There was some progress along the way, and Shackelford remained hopeful. But upon meeting with doctors earlier this month, it was clear that he wasn’t going to be close to 100 percent this season. The gut-wrenching decision was made for Shackelford to sit out a second straight season and put all of his effort into being ready for the 2013 season.
“The hardest part is not being out there with my teammates, especially when you go through a season like we had last year,” said Shackelford, who led the Rebels with five sacks during the 2010 season and later became the first Ole Miss non-senior to receive the Chucky Mullins Courage Award.

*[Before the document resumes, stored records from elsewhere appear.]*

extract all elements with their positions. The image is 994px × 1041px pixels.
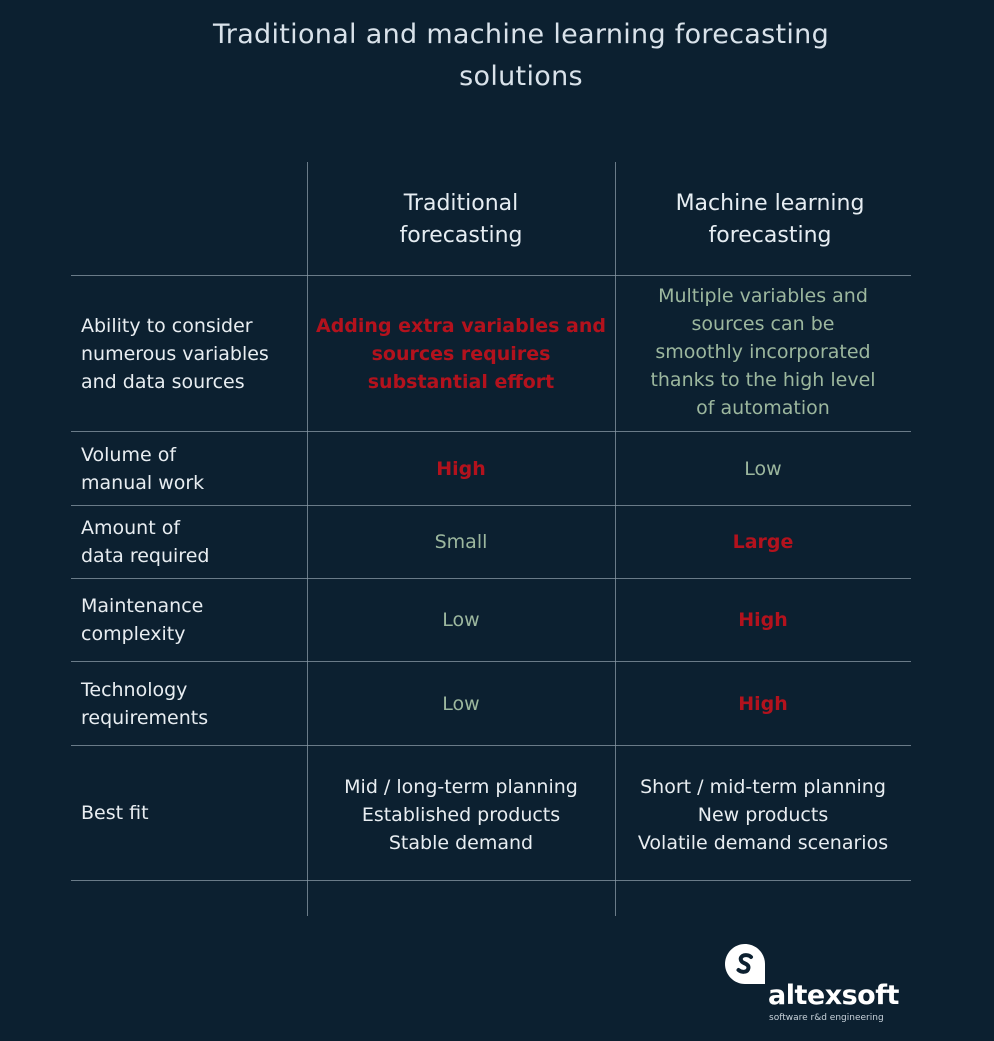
row-divider: [71, 661, 911, 662]
cell-line: Low: [442, 609, 480, 631]
altexsoft-logo: altexsoft software r&d engineering: [720, 940, 900, 1030]
cell-line: Stable demand: [388, 832, 534, 854]
cell-line: Mid / long-term planning: [344, 776, 578, 798]
row-label-line: requirements: [81, 706, 209, 729]
page-title: Traditional and machine learning forecas…: [0, 14, 994, 98]
column-header-ml-line-1: Machine learning: [675, 191, 865, 216]
row-divider: [71, 505, 911, 506]
cell-traditional-technology: Low: [310, 662, 612, 745]
cell-ml-best-fit: Short / mid-term planning New products V…: [612, 746, 914, 884]
cell-traditional-data-required: Small: [310, 506, 612, 578]
column-header-traditional-line-2: forecasting: [399, 223, 523, 248]
cell-traditional-manual-work: High: [310, 432, 612, 505]
row-label-line: Amount of: [81, 517, 181, 539]
row-label-line: Ability to consider: [81, 314, 253, 337]
column-header-ml-line-2: forecasting: [708, 223, 832, 248]
row-label-line: Maintenance: [81, 595, 204, 617]
logo-tagline: software r&d engineering: [769, 1013, 884, 1023]
cell-line: of automation: [696, 397, 830, 419]
column-header-traditional: Traditional forecasting: [316, 188, 606, 252]
cell-line: High: [738, 692, 788, 715]
row-divider: [71, 578, 911, 579]
row-label-line: data required: [81, 545, 210, 567]
cell-line: Volatile demand scenarios: [637, 832, 889, 854]
cell-line: sources can be: [691, 313, 835, 335]
cell-line: Large: [732, 531, 794, 553]
cell-line: thanks to the high level: [650, 369, 876, 391]
cell-line: Low: [744, 457, 782, 480]
column-header-traditional-line-1: Traditional: [403, 191, 519, 216]
cell-traditional-maintenance: Low: [310, 579, 612, 661]
altexsoft-logo-icon: [725, 944, 765, 984]
row-label-technology: Technology requirements: [81, 662, 301, 745]
page-title-line-2: solutions: [459, 61, 583, 92]
cell-line: Established products: [361, 804, 561, 826]
row-label-best-fit: Best fit: [81, 746, 301, 880]
row-divider: [71, 431, 911, 432]
row-label-variables: Ability to consider numerous variables a…: [81, 276, 301, 431]
cell-ml-maintenance: High: [612, 579, 914, 661]
row-label-line: Technology: [81, 678, 188, 701]
row-label-line: and data sources: [81, 370, 245, 393]
column-divider-right: [615, 162, 616, 916]
cell-line: smoothly incorporated: [655, 341, 871, 363]
column-divider-left: [307, 162, 308, 916]
cell-line: substantial effort: [367, 370, 555, 393]
cell-line: Short / mid-term planning: [640, 776, 886, 798]
row-label-line: Best fit: [81, 802, 149, 824]
page-title-line-1: Traditional and machine learning forecas…: [212, 19, 830, 50]
cell-ml-data-required: Large: [612, 506, 914, 578]
row-label-maintenance: Maintenance complexity: [81, 579, 301, 661]
cell-line: Adding extra variables and: [316, 314, 606, 337]
cell-traditional-variables: Adding extra variables and sources requi…: [310, 276, 612, 431]
cell-ml-variables: Multiple variables and sources can be sm…: [612, 276, 914, 428]
cell-line: sources requires: [371, 342, 551, 365]
cell-line: New products: [697, 804, 829, 826]
row-divider: [71, 275, 911, 276]
row-label-data-required: Amount of data required: [81, 506, 301, 578]
cell-line: Small: [434, 531, 488, 553]
cell-line: High: [436, 457, 486, 480]
cell-traditional-best-fit: Mid / long-term planning Established pro…: [310, 746, 612, 884]
row-divider: [71, 745, 911, 746]
cell-line: High: [738, 609, 788, 631]
row-divider: [71, 880, 911, 881]
row-label-manual-work: Volume of manual work: [81, 432, 301, 505]
row-label-line: Volume of: [81, 443, 177, 466]
cell-ml-technology: High: [612, 662, 914, 745]
row-label-line: manual work: [81, 471, 205, 494]
cell-line: Low: [442, 692, 480, 715]
column-header-ml: Machine learning forecasting: [625, 188, 915, 252]
row-label-line: numerous variables: [81, 342, 269, 365]
cell-line: Multiple variables and: [658, 285, 868, 307]
logo-wordmark: altexsoft: [768, 980, 899, 1011]
row-label-line: complexity: [81, 623, 186, 645]
cell-ml-manual-work: Low: [612, 432, 914, 505]
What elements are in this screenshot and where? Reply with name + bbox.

Even though Shackelford won’t be out there making tackles, he’ll still be contributing. He’ll resume his role as an unofficial student coach. It’s not the same as having Shackelford in every huddle and knowing he’s going to be bearing down on the quarterback on key downs, but his teammates believe in him and gain inspiration by just having him around.
“He’s an amazing guy, a tremendous leader,” Ole Miss junior safety Charles Sawyer said. “He’s always there. Even if he’s not in pads, he’s there motivating guys and making everybody feel like they’re important.”
One of the most refreshing things about Shackelford is how selfless he is. Sure, he misses football and would give anything to be out there playing again. But it says something about him as a person that his greatest regret is not being able to help his teammates at a time when the Rebels could use all the help they can get. They’ve lost 14 straight SEC games.
“It’s one thing to lead from the sideline, but it’s another thing to lead in between those white lines,” Shackelford said.
There’s no breaking his spirit, either. He realizes that some people have counted him out after two different surgeries and incorporates that into his workouts. This latest setback has only fueled his fire.
“I just want the opportunity again,” Shackelford said. “Sometimes we forget it’s a blessing to be out there playing. We take it for granted. I can promise you that I don’t take anything for granted.”
Keeping the swelling down in his knee has been one of the trickiest parts for Shackelford, who’s been running sprints, stadium steps and doing a little bit of cutting.
And through it all, Shackelford hasn’t lost his focus in the classroom. He graduated in May with a degree in history and a minor in English. He’ll start on his master’s degree this fall in higher education and wants to be a principal.
“I’ve been playing this game my whole life and you have all these goals, and when you get hurt like this, it forces you to readjust your focus a little bit,” Shackelford said. “The knee injury drove me to do so much more. I got my degree in three years and love working with kids.
“That’s the stuff that keeps me going, and I’m not going to stop.”
Forgive me while I stand up and applaud.